Vorsichtig streckte Claire ihre Hand nach dem zotteligen Grautier aus, berührte seinen Kopf und ließ ihre Finger zu seinen Ohren hoch wandern, um sie liebevoll zu kraulen. Tequilas Laune besserte sich deutlich. Verschmitzt sah er jetzt in Claires Augen. Sie waren sich alle drei einig.
Strahlend wandte sie sich dann zu Diego um. »Ich hatte eh schon ein schlechtes Gewissen, wenn Compañero alleine hätte leben müssen. Und wenn sein bester Kumpel nun eben ein Esel ist, dann soll es so sein.«
Ein gleißend heißer Sommertag neigte sich dem Ende zu. Claire genoss den Sonnenuntergang bei einem Glas Rotwein. Genüsslich räkelte sie sich in ihrem Liegestuhl, der unter dem alten knorrigen Olivenbaum stand. Von hier aus konnte sie den wundervollen Garten überschauen. Im Schein von unzähligen, bunt strahlenden Solarleuchten wirkte er mystisch schön und geheimnisvoll. Claire hatte herausgefunden, dass man den Pool mit Unterwasserleuchten in Szene setzen konnte und begeistert schaute sie nun in der aufkommenden Dunkelheit in das immer heller werdende Wasserbecken.
Sie nahm einen Schluck aus ihrem Glas und ließ den Tag nochmal Revue passieren. Sie war endlich einmal wieder geritten und sie hatte sich ein Pferd gekauft. Besser gesagt ein Pferd und einen Esel. Bei dem Gedanken an das ungleiche Freundespaar musste sie unwillkürlich lächeln. Diego Rodriguez da Silva, dieser ebenso gutaussehende wie launische Gutsbesitzer würde ihr die beiden Tiere morgen bereits bringen. Claire ließ sich durch seine Unfreundlichkeit ihre gute Laune und Vorfreude nicht verderben. Sie würde schon bald auf dem Rücken eines Pferdes ... ihres Pferdes die herrliche Landschaft dieser Insel erkunden.

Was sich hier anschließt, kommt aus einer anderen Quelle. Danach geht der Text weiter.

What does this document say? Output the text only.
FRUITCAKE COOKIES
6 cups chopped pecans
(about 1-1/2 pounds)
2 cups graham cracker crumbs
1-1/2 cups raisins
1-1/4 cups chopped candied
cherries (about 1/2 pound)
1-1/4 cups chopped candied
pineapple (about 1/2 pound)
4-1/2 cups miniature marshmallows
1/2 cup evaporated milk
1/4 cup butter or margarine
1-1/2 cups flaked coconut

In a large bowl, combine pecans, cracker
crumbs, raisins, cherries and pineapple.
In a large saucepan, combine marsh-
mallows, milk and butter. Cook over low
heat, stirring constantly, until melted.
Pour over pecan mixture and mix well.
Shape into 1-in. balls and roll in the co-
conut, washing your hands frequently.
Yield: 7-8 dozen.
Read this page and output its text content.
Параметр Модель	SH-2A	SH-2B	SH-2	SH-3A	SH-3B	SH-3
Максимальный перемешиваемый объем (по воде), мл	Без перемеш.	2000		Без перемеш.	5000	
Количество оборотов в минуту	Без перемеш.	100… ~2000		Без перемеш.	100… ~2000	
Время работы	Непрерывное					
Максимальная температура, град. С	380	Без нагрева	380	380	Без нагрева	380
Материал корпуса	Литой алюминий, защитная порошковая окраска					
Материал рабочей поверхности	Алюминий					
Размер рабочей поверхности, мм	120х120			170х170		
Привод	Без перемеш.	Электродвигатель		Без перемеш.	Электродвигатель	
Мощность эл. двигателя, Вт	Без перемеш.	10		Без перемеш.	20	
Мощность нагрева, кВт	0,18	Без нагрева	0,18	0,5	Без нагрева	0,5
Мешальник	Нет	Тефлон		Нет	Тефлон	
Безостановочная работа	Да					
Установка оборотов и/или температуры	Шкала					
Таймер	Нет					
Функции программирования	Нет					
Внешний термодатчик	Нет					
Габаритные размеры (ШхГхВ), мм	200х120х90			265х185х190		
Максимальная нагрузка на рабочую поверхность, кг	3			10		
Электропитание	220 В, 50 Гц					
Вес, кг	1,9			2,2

Ein leichter Windhauch zauberte kleine, anmutige Wellen auf den Pool. Spontan bekam sie Lust auf ein erfrischendes Bad. Schnell schlüpfte sie aus ihren Kleidern. Es würde sie ja niemand sehen. Das nächste Anwesen war kilometerweit entfernt. Nackt und ungezwungen sprang sie in das kühle Nass. Mit schnellen Zügen durchquerte sie das Becken mehrere Male, tauchte und drehte sich dabei, wie eine Meerjungfrau. Sie merkte nicht, wie sie aufmerksam von zwei Augenpaaren verfolgt wurde.